On the slopes of the Nariokotome sand river in Kenya, sifting through sediments more than a million years old, Kamoya Kimeu uncovered a small piece of a skull. Piece followed piece—facial bones, teeth, vertebrae—and little by little paleontologists put together the most complete early hominid ever discovered, a Homo erectus skeleton christened the Nariokotome boy. This phenomenal find, a milestone in the history of paleoanthropology, is fully documented in this remarkable book. Beautifully illustrated and richly descriptive, The Nariokotome Homo erectus Skeleton takes us into the field and the laboratory, and into the far reaches of prehistory, to show us what the fossilized remains of a young boy can tell us about our beginnings.
Walker and Leakey’s book brings together contributions by experts in paleobiology, geology, anatomy, anthropology and ecology.
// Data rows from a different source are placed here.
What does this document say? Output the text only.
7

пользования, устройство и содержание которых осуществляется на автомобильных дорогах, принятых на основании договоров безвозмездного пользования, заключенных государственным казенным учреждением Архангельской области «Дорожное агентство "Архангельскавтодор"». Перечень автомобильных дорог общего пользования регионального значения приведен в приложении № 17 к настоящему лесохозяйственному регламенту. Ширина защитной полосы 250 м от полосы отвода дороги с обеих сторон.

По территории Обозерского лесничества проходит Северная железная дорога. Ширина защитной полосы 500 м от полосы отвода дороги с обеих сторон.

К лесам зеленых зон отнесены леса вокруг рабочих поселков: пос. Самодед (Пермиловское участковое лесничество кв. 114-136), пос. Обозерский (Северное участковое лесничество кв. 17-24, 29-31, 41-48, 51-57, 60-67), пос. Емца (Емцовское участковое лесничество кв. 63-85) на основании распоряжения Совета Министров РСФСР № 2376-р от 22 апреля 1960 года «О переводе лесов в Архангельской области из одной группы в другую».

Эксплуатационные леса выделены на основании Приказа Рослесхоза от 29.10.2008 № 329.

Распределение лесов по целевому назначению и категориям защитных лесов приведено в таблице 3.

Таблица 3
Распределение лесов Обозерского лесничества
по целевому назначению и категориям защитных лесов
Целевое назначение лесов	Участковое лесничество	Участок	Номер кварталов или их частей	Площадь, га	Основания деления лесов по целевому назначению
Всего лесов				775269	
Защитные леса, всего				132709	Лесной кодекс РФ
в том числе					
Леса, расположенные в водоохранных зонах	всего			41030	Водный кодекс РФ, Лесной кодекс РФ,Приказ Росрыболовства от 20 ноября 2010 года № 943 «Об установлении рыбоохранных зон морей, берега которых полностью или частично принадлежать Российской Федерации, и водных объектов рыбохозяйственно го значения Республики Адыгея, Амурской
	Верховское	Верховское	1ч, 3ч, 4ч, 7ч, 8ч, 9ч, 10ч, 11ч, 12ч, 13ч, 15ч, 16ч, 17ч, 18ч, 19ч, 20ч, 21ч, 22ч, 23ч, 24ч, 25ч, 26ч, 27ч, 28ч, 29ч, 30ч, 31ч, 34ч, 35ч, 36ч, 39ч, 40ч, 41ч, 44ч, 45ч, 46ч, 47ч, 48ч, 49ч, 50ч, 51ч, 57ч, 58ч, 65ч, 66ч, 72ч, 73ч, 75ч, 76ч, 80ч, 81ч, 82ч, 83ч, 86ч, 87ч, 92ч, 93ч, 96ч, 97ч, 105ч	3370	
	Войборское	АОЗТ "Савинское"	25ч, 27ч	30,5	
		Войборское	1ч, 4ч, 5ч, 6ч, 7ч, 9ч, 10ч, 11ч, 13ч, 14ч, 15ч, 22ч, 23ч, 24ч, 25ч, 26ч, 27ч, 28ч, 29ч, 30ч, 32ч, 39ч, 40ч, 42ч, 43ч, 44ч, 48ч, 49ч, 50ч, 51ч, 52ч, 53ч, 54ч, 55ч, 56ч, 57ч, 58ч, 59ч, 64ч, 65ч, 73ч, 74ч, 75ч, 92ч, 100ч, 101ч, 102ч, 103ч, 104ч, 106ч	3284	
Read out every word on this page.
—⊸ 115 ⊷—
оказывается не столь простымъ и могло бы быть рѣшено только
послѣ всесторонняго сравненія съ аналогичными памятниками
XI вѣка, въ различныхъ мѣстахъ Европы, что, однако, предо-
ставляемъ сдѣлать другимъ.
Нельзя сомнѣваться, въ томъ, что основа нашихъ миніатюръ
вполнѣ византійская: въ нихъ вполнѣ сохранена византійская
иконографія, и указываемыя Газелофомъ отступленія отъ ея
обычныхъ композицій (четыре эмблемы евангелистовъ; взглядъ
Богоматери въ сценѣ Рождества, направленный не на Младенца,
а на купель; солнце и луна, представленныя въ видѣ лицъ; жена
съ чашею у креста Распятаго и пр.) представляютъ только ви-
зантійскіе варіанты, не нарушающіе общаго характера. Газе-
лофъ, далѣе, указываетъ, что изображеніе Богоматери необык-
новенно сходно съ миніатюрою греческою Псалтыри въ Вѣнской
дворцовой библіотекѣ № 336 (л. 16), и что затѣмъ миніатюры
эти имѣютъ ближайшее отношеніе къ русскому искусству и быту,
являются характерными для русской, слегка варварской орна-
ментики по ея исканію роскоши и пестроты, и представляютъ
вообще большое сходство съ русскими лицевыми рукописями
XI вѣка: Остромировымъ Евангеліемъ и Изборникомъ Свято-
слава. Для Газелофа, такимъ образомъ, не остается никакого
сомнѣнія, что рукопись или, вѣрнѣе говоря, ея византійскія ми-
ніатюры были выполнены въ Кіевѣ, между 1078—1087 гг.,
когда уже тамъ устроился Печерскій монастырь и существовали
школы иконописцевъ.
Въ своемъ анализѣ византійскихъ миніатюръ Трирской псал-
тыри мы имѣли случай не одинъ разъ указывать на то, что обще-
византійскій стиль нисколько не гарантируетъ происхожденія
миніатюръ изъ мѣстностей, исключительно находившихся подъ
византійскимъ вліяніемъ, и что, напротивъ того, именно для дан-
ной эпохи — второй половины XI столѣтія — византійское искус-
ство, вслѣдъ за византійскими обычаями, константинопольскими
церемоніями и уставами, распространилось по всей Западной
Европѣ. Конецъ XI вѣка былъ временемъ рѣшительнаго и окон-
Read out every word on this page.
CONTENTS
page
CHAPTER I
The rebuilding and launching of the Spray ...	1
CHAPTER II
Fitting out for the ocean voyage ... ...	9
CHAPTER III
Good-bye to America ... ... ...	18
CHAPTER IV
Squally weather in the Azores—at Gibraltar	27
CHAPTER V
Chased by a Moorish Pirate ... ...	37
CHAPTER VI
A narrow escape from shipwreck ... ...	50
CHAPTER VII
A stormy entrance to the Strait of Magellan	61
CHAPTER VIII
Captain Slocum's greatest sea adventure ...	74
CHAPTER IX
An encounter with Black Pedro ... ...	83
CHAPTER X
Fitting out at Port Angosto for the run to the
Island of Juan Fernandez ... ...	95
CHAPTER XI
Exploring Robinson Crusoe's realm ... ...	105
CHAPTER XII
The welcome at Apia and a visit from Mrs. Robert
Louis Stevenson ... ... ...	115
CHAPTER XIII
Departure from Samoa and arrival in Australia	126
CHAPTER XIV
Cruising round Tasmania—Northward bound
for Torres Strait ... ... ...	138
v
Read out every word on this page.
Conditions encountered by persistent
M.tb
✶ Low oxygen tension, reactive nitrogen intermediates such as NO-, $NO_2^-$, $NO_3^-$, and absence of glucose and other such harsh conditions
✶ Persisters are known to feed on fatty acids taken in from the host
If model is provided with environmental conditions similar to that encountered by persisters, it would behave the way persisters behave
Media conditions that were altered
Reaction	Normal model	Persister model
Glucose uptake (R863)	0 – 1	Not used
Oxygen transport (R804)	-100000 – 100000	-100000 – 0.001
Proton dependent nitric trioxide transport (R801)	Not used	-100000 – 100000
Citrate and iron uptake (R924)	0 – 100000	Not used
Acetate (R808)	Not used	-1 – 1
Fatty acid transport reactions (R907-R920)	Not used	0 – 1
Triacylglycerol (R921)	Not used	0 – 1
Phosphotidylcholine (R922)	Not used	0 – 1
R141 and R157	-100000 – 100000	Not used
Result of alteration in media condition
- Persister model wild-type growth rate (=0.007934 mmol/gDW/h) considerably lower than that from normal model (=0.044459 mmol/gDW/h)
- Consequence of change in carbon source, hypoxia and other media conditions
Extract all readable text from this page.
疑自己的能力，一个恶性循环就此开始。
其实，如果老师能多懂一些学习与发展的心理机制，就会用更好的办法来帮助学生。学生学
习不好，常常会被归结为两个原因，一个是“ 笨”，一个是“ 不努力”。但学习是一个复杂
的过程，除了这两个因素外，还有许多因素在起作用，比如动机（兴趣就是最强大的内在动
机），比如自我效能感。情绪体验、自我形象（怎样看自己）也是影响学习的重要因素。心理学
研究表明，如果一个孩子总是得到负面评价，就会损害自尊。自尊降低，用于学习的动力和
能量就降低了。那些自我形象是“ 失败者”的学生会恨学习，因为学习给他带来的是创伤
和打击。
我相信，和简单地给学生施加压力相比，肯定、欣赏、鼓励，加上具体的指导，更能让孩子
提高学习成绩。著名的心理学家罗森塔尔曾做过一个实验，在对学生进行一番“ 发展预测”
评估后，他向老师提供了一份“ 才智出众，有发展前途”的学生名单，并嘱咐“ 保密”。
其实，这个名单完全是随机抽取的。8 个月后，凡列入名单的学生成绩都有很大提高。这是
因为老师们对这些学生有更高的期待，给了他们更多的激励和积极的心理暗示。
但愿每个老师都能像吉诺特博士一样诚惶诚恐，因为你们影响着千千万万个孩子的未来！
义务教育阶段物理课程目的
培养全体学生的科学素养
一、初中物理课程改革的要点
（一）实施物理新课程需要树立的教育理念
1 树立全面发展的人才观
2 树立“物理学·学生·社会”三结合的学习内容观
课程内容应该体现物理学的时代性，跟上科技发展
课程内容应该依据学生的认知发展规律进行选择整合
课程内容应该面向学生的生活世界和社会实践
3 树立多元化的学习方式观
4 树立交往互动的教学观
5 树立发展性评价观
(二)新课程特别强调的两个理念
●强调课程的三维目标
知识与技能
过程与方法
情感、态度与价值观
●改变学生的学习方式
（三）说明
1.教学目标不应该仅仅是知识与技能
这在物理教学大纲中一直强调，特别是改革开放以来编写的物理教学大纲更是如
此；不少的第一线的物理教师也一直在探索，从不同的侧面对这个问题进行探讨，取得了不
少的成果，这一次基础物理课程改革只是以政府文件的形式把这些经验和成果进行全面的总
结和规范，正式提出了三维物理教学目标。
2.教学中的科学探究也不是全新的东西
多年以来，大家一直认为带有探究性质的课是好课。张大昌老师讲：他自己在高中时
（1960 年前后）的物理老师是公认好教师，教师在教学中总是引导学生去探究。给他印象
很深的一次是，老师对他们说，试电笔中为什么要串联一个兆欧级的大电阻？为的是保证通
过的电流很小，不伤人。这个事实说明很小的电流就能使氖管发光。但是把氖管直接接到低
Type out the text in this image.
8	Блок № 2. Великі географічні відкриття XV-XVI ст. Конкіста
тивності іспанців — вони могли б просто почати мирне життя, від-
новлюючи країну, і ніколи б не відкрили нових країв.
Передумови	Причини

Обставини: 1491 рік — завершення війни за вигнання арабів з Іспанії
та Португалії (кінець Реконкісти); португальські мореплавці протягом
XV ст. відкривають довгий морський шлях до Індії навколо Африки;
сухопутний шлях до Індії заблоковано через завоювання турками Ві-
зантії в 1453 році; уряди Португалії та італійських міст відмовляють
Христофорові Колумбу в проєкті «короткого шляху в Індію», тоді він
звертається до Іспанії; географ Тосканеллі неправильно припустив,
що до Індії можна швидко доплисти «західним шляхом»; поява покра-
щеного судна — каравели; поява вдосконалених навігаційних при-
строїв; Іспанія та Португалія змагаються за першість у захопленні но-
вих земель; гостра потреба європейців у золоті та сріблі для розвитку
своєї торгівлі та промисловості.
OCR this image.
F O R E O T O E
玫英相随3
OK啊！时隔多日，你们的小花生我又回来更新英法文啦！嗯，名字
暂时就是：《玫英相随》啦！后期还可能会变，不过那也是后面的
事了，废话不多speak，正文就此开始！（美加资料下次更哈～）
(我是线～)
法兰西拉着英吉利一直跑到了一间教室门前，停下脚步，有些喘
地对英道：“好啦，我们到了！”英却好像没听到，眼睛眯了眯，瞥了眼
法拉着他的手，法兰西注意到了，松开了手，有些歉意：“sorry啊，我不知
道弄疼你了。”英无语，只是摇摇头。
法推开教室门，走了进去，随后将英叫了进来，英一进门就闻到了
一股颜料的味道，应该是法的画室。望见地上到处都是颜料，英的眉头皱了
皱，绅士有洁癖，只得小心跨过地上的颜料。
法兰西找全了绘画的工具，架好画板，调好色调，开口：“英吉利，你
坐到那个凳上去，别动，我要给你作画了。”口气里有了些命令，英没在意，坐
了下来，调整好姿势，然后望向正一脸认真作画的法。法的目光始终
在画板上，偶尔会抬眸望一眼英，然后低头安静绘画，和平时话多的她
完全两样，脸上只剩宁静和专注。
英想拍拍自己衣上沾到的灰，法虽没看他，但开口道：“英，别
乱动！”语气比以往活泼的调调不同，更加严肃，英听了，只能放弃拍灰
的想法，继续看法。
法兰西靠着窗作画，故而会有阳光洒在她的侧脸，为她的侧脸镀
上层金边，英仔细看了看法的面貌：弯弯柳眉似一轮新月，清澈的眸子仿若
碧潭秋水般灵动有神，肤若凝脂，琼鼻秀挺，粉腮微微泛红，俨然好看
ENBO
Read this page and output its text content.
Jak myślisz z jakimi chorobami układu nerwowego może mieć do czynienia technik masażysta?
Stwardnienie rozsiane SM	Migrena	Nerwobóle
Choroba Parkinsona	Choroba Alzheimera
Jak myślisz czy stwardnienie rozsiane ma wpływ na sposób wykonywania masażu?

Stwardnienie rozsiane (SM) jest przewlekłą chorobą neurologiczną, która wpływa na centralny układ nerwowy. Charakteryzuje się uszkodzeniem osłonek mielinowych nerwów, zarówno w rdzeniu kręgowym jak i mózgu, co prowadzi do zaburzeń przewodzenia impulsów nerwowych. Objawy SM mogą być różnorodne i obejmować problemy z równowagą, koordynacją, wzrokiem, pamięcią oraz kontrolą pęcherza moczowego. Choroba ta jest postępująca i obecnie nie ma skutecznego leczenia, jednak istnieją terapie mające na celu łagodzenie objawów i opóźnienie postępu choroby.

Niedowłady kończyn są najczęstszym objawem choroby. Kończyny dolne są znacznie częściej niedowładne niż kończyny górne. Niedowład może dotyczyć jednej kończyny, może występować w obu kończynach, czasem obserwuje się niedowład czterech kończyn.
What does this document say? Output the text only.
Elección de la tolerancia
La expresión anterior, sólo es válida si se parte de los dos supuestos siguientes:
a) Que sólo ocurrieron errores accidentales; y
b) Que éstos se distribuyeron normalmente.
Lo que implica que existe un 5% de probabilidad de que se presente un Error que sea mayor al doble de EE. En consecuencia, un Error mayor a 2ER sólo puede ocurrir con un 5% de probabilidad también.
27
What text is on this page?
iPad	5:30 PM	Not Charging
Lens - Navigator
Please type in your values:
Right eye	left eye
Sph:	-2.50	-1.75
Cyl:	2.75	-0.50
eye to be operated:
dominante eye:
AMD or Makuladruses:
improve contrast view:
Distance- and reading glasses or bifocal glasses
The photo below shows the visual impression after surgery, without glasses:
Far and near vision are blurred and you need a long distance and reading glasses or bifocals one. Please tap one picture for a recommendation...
It is a stunning detective story, and a satisfying demonstration of the power of the scientific method to give flesh to the past.
The information provided by the various studies reported in this volume is of immense value to our knowledge of human evolutionary history. The authors and editors have provided a model for descriptive and comparative analyses against which all subsequent endeavors will be measured. In my opinion, this work will stand as one of the classics of paleoanthropology.
What impressed me most about the volume is that, apart from the basic description of the fossil, which itself is of great importance, the editors have sought out leading experts to tackle problems relating to specific issues in the evolutionary biology of Homo erectus. Many of these chapters would stand alone as major contributions. Together, they make a remarkable volume.